Direct connections from the cerebellum to the brainstem
There are some small but direct connections between the cerebellum and the brainstem, including some that project to the inferior olive and others that project to the vestibular nuclei.
Noradrenergic and Serotoninergic Inputs to the Cerebellum
The locus coeruleus of the brainstem is the origin of a noradrenergic pathway that makes contact with Purkinje cells throughout the cerebellum; this pathway has a neuromodulatory function possibly associated with motor learning.

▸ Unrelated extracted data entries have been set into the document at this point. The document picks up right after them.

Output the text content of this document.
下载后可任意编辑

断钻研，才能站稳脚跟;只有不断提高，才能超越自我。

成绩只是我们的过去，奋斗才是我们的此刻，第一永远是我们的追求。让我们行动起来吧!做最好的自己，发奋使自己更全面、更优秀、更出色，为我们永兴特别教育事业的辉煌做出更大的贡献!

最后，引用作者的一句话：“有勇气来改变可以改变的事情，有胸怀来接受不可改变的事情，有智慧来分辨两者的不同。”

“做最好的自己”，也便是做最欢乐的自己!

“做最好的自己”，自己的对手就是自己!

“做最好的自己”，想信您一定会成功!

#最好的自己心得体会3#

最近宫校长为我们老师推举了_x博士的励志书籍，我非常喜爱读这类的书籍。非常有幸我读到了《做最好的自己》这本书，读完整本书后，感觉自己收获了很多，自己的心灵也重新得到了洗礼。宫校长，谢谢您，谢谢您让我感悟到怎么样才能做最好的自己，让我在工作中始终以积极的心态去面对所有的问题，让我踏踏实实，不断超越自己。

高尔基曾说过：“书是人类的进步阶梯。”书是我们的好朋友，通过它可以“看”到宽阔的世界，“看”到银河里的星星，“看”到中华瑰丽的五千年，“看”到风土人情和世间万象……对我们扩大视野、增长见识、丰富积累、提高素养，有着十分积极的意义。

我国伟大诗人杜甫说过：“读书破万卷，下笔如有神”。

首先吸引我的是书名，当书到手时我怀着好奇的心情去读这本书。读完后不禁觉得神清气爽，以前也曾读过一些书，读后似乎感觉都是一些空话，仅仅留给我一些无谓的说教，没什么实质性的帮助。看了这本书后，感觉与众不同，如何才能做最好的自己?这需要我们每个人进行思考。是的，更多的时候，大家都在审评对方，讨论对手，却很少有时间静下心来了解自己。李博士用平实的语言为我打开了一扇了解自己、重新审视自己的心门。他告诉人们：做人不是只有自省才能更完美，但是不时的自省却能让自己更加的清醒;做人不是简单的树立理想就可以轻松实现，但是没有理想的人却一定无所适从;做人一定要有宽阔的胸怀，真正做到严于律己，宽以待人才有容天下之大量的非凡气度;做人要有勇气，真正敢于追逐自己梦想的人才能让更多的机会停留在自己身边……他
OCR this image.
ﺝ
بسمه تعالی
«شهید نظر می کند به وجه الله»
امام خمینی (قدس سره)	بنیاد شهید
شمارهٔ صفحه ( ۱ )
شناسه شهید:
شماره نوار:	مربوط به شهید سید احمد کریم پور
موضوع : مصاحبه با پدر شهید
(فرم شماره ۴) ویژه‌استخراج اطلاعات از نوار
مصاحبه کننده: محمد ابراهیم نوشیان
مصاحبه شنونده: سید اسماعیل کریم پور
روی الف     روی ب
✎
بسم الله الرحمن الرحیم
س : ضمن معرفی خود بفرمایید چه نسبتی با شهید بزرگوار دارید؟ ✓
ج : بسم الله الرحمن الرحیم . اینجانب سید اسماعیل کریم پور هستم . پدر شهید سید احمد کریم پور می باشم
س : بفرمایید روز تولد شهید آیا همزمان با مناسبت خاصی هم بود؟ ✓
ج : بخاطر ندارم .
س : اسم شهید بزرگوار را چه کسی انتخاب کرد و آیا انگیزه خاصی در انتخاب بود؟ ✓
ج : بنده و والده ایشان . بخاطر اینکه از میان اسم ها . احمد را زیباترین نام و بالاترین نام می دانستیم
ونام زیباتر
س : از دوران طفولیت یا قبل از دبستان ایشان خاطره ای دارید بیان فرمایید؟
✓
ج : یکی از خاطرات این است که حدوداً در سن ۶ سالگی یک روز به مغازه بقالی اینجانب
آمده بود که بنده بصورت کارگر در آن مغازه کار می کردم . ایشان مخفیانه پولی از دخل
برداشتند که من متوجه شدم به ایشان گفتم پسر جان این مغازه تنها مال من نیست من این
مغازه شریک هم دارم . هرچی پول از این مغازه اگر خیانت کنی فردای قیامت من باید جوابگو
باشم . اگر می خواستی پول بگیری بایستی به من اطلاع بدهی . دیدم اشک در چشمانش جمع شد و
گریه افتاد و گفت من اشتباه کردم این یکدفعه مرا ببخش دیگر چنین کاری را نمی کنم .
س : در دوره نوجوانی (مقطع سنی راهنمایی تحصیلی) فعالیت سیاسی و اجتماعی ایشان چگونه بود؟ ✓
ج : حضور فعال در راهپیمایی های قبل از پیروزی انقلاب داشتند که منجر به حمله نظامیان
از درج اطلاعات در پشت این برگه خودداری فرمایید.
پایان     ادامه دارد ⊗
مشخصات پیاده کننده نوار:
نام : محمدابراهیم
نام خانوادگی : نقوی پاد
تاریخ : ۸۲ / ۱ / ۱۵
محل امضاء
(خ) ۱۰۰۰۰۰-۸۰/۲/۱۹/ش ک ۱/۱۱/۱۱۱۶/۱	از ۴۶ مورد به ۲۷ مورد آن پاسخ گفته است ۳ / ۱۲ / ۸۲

Serotoninergic pathways also project throughout the entire cerebellum and originate in the rostral raphe nuclei of the brainstem. Serotonin is also involved in modulating the effects of synaptic inputs within the cerebellar cortex.
The cerebellum is involved in some types of motor learning, particularly when fine adjustments to a motor task are required, such as in playing a violin or piano. Quite how this is accomplished is not fully understood, but the climbing fibre signal has been likened to an error signal by some, and a teaching signal by others; other authors suggest that other parts of the brain are also necessary for learning motor tasks.
Basket Cells and Stellate Cells
Basket cells and Stellate cells are inhibitory interneurons in the molecular layer of the cerebellum. They appear to be able to modulate the activities of Purkinje cells by collecting information from the parallel fibres and inhibiting the Purkinje cells. They may be involved in motor learning.
The distribution of the axons of basket cells are confined largely to a single module and help to ensure that their inhibitory interactions are confined to the microzone to which they belong.